His new business, Flash Wine Technologies, offers a cutting-edge method of extracting color and taste from wine grapes. In partnership with his wife, Amy Zuidema, Rudy plans to use the flash détente system to help both larger and smaller wineries reap the benefits that come from this form of extraction.

“A lot of the winemakers are aware of it, and we just saw the value and the potential of this new technology,” Amy Zuidema said. “We put all the pieces together, did a ton of research, and think it’s worthwhile.”

The couple explained that flash détente first places red wine must, or the juice from grapes before it is fermented, in a high-heat chamber.
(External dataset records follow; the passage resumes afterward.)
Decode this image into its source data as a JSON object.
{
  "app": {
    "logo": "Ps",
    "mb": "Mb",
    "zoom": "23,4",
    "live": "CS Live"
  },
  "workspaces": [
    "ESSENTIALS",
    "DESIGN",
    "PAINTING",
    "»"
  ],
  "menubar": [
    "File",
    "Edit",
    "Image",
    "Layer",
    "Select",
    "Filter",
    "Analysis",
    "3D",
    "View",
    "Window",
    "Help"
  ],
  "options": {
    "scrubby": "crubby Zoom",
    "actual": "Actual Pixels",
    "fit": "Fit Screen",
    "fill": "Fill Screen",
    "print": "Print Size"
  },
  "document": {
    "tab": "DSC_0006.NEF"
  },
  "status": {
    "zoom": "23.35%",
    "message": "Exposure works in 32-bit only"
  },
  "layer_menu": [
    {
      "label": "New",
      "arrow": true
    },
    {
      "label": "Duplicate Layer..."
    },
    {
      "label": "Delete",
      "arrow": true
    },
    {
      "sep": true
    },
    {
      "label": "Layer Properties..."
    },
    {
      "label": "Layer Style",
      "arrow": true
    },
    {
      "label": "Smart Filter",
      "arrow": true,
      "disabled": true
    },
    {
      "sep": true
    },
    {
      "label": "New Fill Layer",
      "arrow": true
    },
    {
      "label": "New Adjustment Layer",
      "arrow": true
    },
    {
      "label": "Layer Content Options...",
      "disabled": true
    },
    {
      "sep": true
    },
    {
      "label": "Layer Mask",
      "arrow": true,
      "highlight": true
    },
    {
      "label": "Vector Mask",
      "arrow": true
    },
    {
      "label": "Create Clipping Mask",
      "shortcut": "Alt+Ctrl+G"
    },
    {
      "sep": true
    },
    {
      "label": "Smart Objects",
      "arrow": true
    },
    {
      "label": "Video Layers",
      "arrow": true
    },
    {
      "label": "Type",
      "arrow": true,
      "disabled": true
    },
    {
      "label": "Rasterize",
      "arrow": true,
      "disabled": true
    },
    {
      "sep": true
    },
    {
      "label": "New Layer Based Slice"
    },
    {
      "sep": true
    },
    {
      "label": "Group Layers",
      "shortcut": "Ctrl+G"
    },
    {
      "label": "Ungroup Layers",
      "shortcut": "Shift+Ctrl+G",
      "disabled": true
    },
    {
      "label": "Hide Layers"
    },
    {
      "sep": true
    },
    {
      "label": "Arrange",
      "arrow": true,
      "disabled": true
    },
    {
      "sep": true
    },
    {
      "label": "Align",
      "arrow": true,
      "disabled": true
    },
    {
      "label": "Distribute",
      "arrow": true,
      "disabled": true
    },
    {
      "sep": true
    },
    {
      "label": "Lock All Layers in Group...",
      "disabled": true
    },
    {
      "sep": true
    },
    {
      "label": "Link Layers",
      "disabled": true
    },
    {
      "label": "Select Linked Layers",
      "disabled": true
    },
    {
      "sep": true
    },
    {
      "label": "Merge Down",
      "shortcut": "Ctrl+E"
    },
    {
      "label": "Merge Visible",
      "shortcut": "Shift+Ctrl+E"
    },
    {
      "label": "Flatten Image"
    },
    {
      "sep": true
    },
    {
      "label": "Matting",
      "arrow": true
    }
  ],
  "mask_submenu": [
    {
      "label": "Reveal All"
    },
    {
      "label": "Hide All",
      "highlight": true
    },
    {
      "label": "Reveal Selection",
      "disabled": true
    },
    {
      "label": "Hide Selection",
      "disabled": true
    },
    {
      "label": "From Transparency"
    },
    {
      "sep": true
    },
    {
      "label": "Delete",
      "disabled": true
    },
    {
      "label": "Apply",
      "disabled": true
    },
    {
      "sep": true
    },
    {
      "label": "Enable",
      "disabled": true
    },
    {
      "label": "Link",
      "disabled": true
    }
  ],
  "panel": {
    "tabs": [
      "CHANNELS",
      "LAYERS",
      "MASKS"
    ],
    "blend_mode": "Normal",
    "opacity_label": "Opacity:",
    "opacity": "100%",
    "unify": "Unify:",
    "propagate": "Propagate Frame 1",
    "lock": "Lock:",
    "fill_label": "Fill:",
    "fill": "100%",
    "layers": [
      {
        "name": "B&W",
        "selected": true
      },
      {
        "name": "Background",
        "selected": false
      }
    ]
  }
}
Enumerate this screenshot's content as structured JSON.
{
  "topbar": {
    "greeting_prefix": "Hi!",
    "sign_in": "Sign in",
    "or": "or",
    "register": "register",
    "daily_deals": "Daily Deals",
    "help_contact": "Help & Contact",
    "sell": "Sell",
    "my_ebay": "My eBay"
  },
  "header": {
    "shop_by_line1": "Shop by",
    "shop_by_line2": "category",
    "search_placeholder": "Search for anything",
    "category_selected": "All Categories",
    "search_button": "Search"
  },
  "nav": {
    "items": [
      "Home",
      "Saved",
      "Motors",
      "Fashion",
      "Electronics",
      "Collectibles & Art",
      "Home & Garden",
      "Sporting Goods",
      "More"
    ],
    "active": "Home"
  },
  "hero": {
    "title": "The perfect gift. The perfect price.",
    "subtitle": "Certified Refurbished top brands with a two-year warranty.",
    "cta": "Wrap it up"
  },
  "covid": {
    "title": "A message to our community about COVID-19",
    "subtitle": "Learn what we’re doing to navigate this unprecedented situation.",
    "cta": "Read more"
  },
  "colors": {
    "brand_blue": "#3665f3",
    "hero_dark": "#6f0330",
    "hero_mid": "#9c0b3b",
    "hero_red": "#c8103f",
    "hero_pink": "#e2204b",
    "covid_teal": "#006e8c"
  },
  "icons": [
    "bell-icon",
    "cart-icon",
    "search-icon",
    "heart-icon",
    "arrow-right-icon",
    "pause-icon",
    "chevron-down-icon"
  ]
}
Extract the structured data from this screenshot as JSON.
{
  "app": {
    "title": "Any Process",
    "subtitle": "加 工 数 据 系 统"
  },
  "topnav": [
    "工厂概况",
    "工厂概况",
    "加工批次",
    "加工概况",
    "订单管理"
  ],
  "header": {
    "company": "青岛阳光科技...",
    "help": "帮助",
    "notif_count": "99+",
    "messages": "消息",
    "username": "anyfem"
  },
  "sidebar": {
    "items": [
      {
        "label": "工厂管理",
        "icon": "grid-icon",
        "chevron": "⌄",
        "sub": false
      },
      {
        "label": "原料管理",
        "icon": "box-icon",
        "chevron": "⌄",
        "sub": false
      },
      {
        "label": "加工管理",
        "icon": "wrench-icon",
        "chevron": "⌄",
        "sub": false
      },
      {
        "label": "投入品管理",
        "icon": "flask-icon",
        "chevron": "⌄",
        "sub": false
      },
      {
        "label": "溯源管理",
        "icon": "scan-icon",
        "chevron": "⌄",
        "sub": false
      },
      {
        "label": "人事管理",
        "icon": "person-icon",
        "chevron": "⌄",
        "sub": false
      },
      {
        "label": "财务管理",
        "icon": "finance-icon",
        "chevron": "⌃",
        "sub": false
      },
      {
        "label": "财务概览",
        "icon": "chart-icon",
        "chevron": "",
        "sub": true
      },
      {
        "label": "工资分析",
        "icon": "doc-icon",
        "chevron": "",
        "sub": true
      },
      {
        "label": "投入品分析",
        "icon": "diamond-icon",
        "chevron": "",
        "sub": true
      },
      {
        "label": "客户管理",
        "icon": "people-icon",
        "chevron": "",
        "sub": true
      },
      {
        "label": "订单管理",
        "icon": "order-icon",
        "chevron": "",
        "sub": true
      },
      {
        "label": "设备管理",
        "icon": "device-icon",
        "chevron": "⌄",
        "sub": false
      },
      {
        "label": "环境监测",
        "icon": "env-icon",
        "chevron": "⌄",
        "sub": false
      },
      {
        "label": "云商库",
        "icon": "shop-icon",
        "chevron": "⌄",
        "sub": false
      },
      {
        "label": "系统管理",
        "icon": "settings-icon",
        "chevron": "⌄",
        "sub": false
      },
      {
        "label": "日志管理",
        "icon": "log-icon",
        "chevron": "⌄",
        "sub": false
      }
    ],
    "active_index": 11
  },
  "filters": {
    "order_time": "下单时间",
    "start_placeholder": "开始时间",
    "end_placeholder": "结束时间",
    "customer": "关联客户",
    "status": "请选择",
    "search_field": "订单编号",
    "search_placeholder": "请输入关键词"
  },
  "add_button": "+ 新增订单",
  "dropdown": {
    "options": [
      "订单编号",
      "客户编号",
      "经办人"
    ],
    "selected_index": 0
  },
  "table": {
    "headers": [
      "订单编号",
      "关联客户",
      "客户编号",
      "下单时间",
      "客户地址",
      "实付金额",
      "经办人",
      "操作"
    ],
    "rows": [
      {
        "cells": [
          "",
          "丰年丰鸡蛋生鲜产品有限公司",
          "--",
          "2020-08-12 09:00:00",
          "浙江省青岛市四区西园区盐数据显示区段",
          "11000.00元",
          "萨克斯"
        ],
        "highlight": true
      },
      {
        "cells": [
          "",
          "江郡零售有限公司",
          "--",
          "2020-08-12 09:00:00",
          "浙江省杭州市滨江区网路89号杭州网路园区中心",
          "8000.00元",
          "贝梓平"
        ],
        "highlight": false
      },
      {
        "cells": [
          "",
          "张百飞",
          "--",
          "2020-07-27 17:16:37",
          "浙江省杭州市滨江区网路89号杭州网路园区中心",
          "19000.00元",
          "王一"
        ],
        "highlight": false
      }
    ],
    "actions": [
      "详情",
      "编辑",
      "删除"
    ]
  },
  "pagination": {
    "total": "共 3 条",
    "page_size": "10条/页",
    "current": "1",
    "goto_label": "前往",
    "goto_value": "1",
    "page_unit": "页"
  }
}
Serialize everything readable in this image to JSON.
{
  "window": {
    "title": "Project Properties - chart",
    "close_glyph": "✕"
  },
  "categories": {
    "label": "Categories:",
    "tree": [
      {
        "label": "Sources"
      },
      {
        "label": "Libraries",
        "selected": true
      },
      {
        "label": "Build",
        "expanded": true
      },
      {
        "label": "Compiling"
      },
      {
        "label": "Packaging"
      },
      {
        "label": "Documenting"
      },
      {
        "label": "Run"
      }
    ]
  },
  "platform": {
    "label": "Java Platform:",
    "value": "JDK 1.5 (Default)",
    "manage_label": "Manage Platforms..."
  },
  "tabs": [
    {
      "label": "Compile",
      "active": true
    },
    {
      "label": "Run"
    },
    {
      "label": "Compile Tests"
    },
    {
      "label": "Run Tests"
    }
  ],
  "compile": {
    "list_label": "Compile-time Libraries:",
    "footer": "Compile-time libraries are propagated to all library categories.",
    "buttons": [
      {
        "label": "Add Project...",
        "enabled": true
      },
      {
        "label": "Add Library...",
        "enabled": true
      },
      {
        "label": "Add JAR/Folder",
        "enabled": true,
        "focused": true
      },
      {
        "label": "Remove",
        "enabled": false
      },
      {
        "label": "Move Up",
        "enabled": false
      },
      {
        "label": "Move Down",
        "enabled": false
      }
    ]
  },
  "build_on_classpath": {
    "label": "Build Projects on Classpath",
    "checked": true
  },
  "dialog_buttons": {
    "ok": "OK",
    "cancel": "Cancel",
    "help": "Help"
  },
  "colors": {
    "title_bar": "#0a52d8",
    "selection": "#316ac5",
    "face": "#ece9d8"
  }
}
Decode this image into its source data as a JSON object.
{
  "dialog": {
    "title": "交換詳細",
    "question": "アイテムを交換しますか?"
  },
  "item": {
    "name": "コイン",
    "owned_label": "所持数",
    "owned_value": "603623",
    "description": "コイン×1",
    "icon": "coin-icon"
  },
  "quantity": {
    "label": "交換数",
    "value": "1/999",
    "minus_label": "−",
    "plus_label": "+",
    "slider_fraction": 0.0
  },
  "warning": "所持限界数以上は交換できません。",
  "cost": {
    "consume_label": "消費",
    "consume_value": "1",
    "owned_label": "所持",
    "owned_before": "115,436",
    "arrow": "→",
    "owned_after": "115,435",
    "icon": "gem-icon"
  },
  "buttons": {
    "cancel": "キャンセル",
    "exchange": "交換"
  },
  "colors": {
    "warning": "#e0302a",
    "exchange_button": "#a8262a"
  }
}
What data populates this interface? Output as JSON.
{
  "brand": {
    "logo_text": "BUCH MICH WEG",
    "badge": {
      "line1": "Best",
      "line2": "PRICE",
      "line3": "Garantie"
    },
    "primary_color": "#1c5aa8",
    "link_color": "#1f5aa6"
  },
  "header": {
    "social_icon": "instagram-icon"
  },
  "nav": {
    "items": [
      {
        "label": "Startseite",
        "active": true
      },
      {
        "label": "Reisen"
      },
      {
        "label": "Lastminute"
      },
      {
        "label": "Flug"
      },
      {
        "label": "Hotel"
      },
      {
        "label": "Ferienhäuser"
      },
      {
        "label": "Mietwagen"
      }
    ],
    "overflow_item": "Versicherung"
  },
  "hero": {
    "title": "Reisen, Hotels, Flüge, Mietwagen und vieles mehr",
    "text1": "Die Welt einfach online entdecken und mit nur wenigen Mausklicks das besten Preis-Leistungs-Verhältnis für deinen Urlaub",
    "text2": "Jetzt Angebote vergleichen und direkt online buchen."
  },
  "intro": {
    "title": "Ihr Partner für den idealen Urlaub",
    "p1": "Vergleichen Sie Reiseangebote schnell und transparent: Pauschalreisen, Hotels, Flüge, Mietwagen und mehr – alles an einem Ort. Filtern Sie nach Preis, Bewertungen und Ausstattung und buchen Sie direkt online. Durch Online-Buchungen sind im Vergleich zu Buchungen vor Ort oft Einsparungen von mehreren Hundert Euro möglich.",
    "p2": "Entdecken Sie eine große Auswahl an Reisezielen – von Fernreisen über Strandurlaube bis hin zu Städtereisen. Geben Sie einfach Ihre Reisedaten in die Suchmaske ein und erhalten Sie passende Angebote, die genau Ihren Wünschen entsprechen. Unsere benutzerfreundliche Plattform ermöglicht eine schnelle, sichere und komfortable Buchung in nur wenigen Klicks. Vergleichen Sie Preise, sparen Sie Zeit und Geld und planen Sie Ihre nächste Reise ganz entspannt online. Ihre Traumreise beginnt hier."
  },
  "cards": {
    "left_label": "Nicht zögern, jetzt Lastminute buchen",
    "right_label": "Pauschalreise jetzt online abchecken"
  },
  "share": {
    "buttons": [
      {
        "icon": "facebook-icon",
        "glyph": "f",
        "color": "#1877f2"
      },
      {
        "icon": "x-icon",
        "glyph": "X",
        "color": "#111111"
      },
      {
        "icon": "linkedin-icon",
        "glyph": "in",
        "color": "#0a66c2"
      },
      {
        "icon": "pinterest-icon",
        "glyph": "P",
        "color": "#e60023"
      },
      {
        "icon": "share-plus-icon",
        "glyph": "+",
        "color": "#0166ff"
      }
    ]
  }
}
Juice — not skins — is then separated and heated to a core of about 190 F. Slowly, the skins are introduced to the juice and they instantly match the temperature inside of the heat chamber, bypassing many of the problematic temperatures at which bacteria thrive.

In a vacuum chamber, grapes explode as their temperature is brought down to about 80 F. From there, the must can be delivered directly to a press in order to remove the seeds and skins to keep only the juice.

A barrel-fermented cabernet is another option for winemakers, since there is no need for the skins after the flash. All of the positive attributes that the skins possess are made available through flash détente, the Zuidemas said. There is no more color or tannin left to extract; it is all made available through the flash process.